Marrying Business Objectives and Consumer-Centricity in Intelligent Data Integrations
Developing a data strategy isn't always easy. According to Greg Pederson, director of data and analytics for Target's food and beverage business, it's really about "a converging of the truth and working through some of the complexities."
Pederson shared insights on rethinking the approach to data for the age of intelligent integration during the recent Analytics Unite event.
He was joined on stage by panelists Gene Kholodenko, CIO of The Hershey Co., Manbir Paul, SVP of unified commerce at Sephora, and Carlos Luis Pineda, head of data and analytics at Diageo, who all shared how they are prioritizing their data strategies during a time when speed, trust and interoperability are key to staying competitive.
“Business voice is also imperative to have front and center,” continued Pederson. “This is not a tech initiative; it’s tech and business together. But the business priorities and outcomes need to be thought through carefully.”
At Target, the company begins with what’s most important (guest experience in stores is a high business priority) and those initiatives drive goals in the data and analytics ecosystem.
Kholodenko agreed that data strategy begins with solving business problems.
“When we think about the bets we make, and how we increase the probability of good outcomes, that is absolutely foundational to what we need to accomplish together, and the achievement of our business goals,” he said.
Empowering people on the front lines with the right actions is not only easy to measure, said Kholodenko, “it’s what drives the business forward; it’s just powered by technology."
Paul agreed that “the value part is non-negotiable,” and suggested getting as much data as possible. He also stressed, however, that building emotional connections and personal experiences is key.
“Focus on creating the value from the brand you are driving and use technology to enable that,” he said. “Most of us are not in the data business per se. Most of us are in the CPG business. Our companies don't win by having better data; they win by meeting consumer needs,” agreed Kholodenko.

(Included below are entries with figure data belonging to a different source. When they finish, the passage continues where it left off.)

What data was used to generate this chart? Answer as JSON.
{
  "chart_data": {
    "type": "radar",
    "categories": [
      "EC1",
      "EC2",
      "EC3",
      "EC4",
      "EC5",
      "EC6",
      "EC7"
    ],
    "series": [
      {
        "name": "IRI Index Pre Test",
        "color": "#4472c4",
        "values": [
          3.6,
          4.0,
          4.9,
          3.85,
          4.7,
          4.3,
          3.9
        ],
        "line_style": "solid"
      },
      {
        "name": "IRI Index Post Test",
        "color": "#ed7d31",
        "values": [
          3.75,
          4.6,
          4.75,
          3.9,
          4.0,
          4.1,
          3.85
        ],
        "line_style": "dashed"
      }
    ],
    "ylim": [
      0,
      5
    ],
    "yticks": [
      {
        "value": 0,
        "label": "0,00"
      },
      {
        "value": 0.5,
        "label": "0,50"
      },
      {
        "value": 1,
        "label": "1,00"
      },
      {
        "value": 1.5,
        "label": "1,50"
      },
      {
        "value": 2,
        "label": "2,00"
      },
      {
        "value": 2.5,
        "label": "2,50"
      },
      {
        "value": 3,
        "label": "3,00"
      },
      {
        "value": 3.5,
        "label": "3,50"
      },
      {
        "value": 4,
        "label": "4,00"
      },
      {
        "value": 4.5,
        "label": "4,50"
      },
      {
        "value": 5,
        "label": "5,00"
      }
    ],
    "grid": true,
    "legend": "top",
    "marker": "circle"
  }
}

Pineda said the problem doesn’t lie in the data for him; it’s in simplifying the decision-making process. His industry is dealing with a declining spirits category and businesses that operate differently in each state.
“We try to ask … where are the actions that we can take to repair that decline? And is there a way to customize states and drive those systems? That’s how we’re changing the dynamic,” he said.
Rethinking data strategies comes down to trial and error as well as learning (and relearning) the hard way.
“It's so easy to be enamored with tech and how things are changing so fast, but remember that we're here to solve business problems and fuel business outcomes,” said Pederson. “It’s common to have a problem to solve, get 10 people in a room, but you can't agree on what the problem is.”
He said that while debate is normal, teams should be working with the same facts at the same time to "converge on what the problem is.”
Paul agreed that connecting the dots is related to the opportunity a company is driving towards.
“You can talk about having the data and solving the problem, or instead say, 'I have this problem and let me look for the data that can help me solve it.'”
“Focus on the 'what,'” said Kholodenko. “Data strategy and AI is the 'how.' What problem are we solving? Is that problem resonating with the company? If it is, the 'how' will figure itself out. It’s almost inevitable.”